Amazon is expanding its in-person medical care service to 20 cities by the end of next year, causing many digital primary care providers to begin wondering how much disruption is on the way.
- What is Amazon Care? The service offers virtual primary care through an app, connecting users to physicians with messages and video in as little as 60 seconds. For in-person care, nurses are dispatched to patients’ homes for tests and treatment, as opposed to patients travelling to an office.
Amazon Care began as an employee-only health service for the company’s own workers, but recently opened up to other US-based employers.
In-person care was originally limited to Washington state, Washington DC, and Baltimore, but is now set to reach Philadelphia, Chicago, Dallas, and Boston in 2021 – at least according to “three people familiar with the plans” speaking to Business Insider.
- Is Amazon Care coming to your city in 2022? Yes… as long as you live in Atlanta, Denver, Detroit, Houston, Indianapolis, Kansas City, Los Angeles, Miami, Minneapolis, Nashville, Tennessee, New York, Phoenix, Pittsburgh, San Francisco, San Jose, or St. Louis.

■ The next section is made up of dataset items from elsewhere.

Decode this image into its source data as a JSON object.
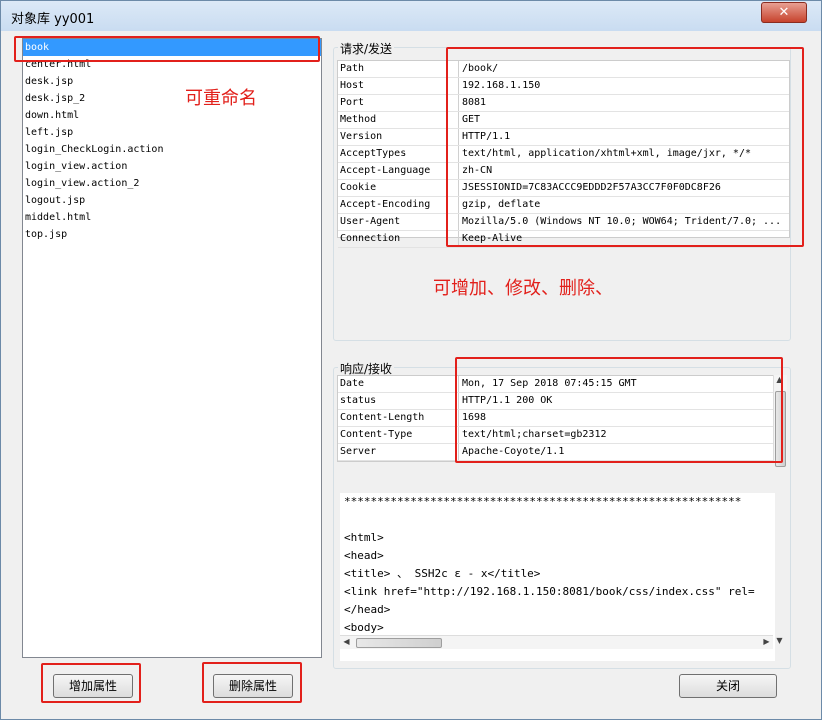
{
  "window": {
    "title": "对象库  yy001",
    "close_glyph": "✕"
  },
  "object_list": [
    "book",
    "center.html",
    "desk.jsp",
    "desk.jsp_2",
    "down.html",
    "left.jsp",
    "login_CheckLogin.action",
    "login_view.action",
    "login_view.action_2",
    "logout.jsp",
    "middel.html",
    "top.jsp"
  ],
  "request": {
    "title": "请求/发送",
    "rows": [
      {
        "k": "Path",
        "v": "/book/"
      },
      {
        "k": "Host",
        "v": "192.168.1.150"
      },
      {
        "k": "Port",
        "v": "8081"
      },
      {
        "k": "Method",
        "v": "GET"
      },
      {
        "k": "Version",
        "v": "HTTP/1.1"
      },
      {
        "k": "AcceptTypes",
        "v": " text/html, application/xhtml+xml, image/jxr, */*"
      },
      {
        "k": "Accept-Language",
        "v": " zh-CN"
      },
      {
        "k": "Cookie",
        "v": " JSESSIONID=7C83ACCC9EDDD2F57A3CC7F0F0DC8F26"
      },
      {
        "k": "Accept-Encoding",
        "v": " gzip, deflate"
      },
      {
        "k": "User-Agent",
        "v": " Mozilla/5.0 (Windows NT 10.0; WOW64; Trident/7.0; ..."
      },
      {
        "k": "Connection",
        "v": " Keep-Alive"
      }
    ]
  },
  "response": {
    "title": "响应/接收",
    "rows": [
      {
        "k": "Date",
        "v": " Mon, 17 Sep 2018 07:45:15 GMT"
      },
      {
        "k": "status",
        "v": "HTTP/1.1 200 OK"
      },
      {
        "k": "Content-Length",
        "v": " 1698"
      },
      {
        "k": "Content-Type",
        "v": " text/html;charset=gb2312"
      },
      {
        "k": "Server",
        "v": " Apache-Coyote/1.1"
      }
    ],
    "body_lines": [
      "************************************************************",
      "",
      "<html>",
      "<head>",
      "<title>        、      SSH2c         ε       -    x</title>",
      "<link href=\"http://192.168.1.150:8081/book/css/index.css\" rel=",
      " </head>",
      "<body>"
    ]
  },
  "buttons": {
    "add_attr": "增加属性",
    "del_attr": "删除属性",
    "close": "关闭"
  },
  "annotations": {
    "rename": "可重命名",
    "edit": "可增加、修改、删除、"
  },
  "colors": {
    "selection": "#3399ff",
    "annotation": "#e2201b"
  }
}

Although the expansion announcement might seem as innocuous as a young Jeffrey Bezos telling you he’s starting to sell books on the internet, Amazon’s success in industries ranging from e-commerce to cloud computing suggests that healthcare could be next.
The $3T US healthcare market is notoriously difficult to disrupt, and Amazon Care’s unique approach of sending clinicians to patient homes is an enormous logistical problem, but that might make the company behind 2-day free shipping the best one to solve it.
Although Amazon’s recent healthcare ventures haven’t had an industry-altering impact, the company has a long history of experimenting, learning lessons from failures, and making a better product down the road. Amazon Care might be that product.